Und was erzeugt in Düsseldorf das „Echo“?
Zunächst hoffe ich natürlich, dass die Ausstellung ein großes Echo finden wird. Zugleich gibt es eine Werkgruppe mit dem Untertitel „Echo“, aus der wir vier Arbeiten zeigen werden und die er während der Pandemie geschaffen hat. Es war für ihn ein wichtiger Punkt in seiner Karriere – gerade hatte er eine erfolgreiche Tournee in den USA gehabt und plötzlich war er abgeschnitten vom Rest der Welt. In den in dieser Zeit geschaffenen Arbeiten setzt er unter anderem Megafone ein und versucht sich bildnerisch Gehör zu verschaffen. Gleichzeitig bedeutet ein Echo ja auch eine Wiederaufnahme, ein Widerhall in einer veränderten oder verlangsamten Art. Genau das zeichnet für mich auch seine künstlerische Praxis aus, daher die Titelwahl.

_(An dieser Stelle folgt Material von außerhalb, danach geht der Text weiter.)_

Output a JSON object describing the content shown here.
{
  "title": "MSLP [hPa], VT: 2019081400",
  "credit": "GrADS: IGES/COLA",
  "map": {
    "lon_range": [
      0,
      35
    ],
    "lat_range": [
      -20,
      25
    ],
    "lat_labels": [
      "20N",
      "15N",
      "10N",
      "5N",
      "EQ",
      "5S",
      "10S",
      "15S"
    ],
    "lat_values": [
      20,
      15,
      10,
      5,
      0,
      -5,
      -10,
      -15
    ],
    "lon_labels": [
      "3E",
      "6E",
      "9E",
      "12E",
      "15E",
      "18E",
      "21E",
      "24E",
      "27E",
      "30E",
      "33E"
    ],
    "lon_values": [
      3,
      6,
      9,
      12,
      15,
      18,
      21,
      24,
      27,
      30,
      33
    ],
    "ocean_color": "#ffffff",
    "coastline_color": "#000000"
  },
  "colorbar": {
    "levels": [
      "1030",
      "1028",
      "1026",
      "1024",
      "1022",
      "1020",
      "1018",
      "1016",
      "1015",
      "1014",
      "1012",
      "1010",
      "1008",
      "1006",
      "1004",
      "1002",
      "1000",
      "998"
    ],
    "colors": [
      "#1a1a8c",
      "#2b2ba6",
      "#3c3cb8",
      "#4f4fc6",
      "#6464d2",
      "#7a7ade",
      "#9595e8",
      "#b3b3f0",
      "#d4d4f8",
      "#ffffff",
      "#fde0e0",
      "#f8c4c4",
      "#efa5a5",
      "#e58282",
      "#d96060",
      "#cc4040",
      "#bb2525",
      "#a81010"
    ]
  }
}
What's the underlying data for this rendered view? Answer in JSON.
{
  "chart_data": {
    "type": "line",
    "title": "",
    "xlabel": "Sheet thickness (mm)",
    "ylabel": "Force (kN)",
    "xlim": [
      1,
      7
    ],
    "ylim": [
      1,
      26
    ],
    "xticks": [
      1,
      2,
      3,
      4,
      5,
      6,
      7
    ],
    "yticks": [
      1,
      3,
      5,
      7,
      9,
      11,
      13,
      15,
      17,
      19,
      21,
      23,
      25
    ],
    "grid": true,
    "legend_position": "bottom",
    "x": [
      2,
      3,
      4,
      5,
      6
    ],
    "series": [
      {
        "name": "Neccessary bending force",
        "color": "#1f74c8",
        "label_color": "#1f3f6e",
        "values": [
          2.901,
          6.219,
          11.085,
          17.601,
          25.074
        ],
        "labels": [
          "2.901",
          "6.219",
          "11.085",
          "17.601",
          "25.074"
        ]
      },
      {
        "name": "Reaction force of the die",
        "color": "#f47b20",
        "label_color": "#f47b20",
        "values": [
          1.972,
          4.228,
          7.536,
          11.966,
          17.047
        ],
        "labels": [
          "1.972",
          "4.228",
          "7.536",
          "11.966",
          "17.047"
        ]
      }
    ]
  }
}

Wie viel Ausstellungsdramaturgie und Erklärungstafeln benötigt man für Elias Simes Kunst in einem Museum?
Über die Inszenierung machen wir uns immer viele Gedanken, damit die Raumfolge zur jeweiligen Ausstellung passt. In diesem Fall wird es eine sehr bunte, freundliche Präsentation werden, so viel kann ich verraten. Wie bei uns üblich wird es Vermittlung und ausführliche Texte geben – als Angebot für diejenigen, die gerne mehr erfahren möchten. Und es erscheint der erste deutschsprachige Katalog über Elias Sime.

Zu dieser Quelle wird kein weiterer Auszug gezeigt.